Sorreggendosi al letto si rimise in piedi e acciuffò i pantaloncini monocromatici, per poi chinarsi a raggiungere l'arto infortunato. Rimase in equilibrio e con entrambe le mani sollevò l'elastico dell'indumento fino al bacino. Sull'inguine altre ferite marchiavano il suo esile corpo. Serrai gli occhi, intimorita dal pensiero di essere scoperta e mi voltai dall'altra parte, dandole le spalle.
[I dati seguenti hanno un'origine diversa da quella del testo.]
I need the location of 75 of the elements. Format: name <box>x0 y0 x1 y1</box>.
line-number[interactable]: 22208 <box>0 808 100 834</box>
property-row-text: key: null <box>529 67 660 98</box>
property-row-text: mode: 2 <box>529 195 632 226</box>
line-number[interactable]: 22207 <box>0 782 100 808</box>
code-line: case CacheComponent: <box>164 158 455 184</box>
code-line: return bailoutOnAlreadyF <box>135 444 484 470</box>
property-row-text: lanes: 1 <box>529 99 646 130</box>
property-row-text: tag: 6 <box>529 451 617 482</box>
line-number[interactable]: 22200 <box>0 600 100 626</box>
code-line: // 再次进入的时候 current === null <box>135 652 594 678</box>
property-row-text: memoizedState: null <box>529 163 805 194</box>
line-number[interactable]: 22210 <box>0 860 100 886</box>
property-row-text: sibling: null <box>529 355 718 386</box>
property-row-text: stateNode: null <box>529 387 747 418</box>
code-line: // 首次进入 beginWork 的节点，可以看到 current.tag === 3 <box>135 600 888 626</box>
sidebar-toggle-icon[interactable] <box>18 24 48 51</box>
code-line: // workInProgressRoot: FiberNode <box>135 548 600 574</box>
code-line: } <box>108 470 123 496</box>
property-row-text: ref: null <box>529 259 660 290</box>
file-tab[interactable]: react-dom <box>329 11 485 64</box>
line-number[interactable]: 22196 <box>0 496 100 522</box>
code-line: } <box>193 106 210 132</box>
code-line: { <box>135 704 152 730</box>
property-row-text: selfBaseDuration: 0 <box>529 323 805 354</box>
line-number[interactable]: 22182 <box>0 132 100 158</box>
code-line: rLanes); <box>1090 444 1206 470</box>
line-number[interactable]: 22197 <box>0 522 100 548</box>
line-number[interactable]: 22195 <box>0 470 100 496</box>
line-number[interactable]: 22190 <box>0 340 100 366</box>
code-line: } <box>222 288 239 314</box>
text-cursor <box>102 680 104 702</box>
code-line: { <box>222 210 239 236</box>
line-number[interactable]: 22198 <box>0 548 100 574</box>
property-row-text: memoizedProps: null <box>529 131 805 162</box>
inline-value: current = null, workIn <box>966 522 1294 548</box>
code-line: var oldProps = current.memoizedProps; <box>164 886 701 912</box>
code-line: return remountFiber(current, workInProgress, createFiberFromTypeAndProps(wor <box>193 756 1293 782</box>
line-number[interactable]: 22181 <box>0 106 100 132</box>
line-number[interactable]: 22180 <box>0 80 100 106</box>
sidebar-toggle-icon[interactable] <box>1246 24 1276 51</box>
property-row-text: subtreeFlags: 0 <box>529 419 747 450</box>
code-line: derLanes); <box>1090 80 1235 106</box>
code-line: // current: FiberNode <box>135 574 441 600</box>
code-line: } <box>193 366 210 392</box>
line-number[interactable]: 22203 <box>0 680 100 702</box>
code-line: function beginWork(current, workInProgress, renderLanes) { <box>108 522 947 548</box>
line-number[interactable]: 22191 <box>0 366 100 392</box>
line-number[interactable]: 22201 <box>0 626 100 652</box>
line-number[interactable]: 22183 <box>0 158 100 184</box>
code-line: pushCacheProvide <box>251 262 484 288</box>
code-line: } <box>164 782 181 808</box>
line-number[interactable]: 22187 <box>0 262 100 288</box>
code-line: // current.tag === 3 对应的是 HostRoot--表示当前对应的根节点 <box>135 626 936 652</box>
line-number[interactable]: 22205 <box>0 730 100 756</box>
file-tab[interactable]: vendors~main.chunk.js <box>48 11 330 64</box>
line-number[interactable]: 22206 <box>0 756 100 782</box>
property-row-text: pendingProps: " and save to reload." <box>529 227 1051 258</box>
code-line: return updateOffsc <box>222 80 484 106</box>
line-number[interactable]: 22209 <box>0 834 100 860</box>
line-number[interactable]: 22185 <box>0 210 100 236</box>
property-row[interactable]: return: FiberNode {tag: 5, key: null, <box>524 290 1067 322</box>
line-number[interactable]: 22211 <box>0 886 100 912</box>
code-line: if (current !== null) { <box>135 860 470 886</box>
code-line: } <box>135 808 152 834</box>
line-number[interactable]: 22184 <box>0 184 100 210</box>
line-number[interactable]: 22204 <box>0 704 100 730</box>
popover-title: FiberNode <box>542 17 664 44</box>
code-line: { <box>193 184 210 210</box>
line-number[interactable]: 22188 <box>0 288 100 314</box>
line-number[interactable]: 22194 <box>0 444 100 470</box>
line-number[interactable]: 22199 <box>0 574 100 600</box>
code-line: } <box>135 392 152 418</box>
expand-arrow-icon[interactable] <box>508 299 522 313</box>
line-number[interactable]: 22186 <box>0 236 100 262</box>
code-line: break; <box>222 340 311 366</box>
Mi nascosi sotto le lenzuola e iniziai a riflettere sulle abitudini di Grace, come la sua tendenza a chiudersi in bagno per cambiarsi o al suo guardaroba privo di crop top o abiti eccessivamente corti. Un tremulo sospiro uscì dalle mie labbra quando ricordai la conversazione che avevamo avuto il giorno successivo al mio attacco di panico. "Fidati di una veterana che è al suo terzo ricovero".

Una guerra iniziata chissà quanti anni prima dal passaggio ripetuto di una lama tagliente. Un dolore fisico per annientare quello mentale. Un segno indelebile inflitto come promemoria per non dimenticare.

Quella notte riuscii a dormire solo grazie alla sonnolenza indotta dagli antidepressivi. Effetti collaterali, che mi avevano portato ad avere anche mal di testa ricorrenti e nausea. Capitavano più spesso però momenti in cui riuscivo a sentirmi meno vuota, come se lentamente qualcuno stesse cercando di riempire la mia anima; quel brandello di vita che continuava a oscillare come un pendolo tra malattia e guarigione, tra tristezza e felicità, tra vita e morte.

«Hai voglia di parlarmi dell'attacco di panico che hai avuto qualche giorno fa?»

La voce profonda dello psichiatra mi riportò alla realtà, ricordandomi della piccola bugia che avevo detto ad Oliver al fine di proteggere me stessa.

«Non ho avuto un attacco di panico.» Iniziai, concedendogli per la prima volta dopo dieci minuti il mio sguardo. «É stato solo un attacco d'ansia.» Mentii nuovamente, sminuendo al contempo il problema di cui soffrivo ormai da anni.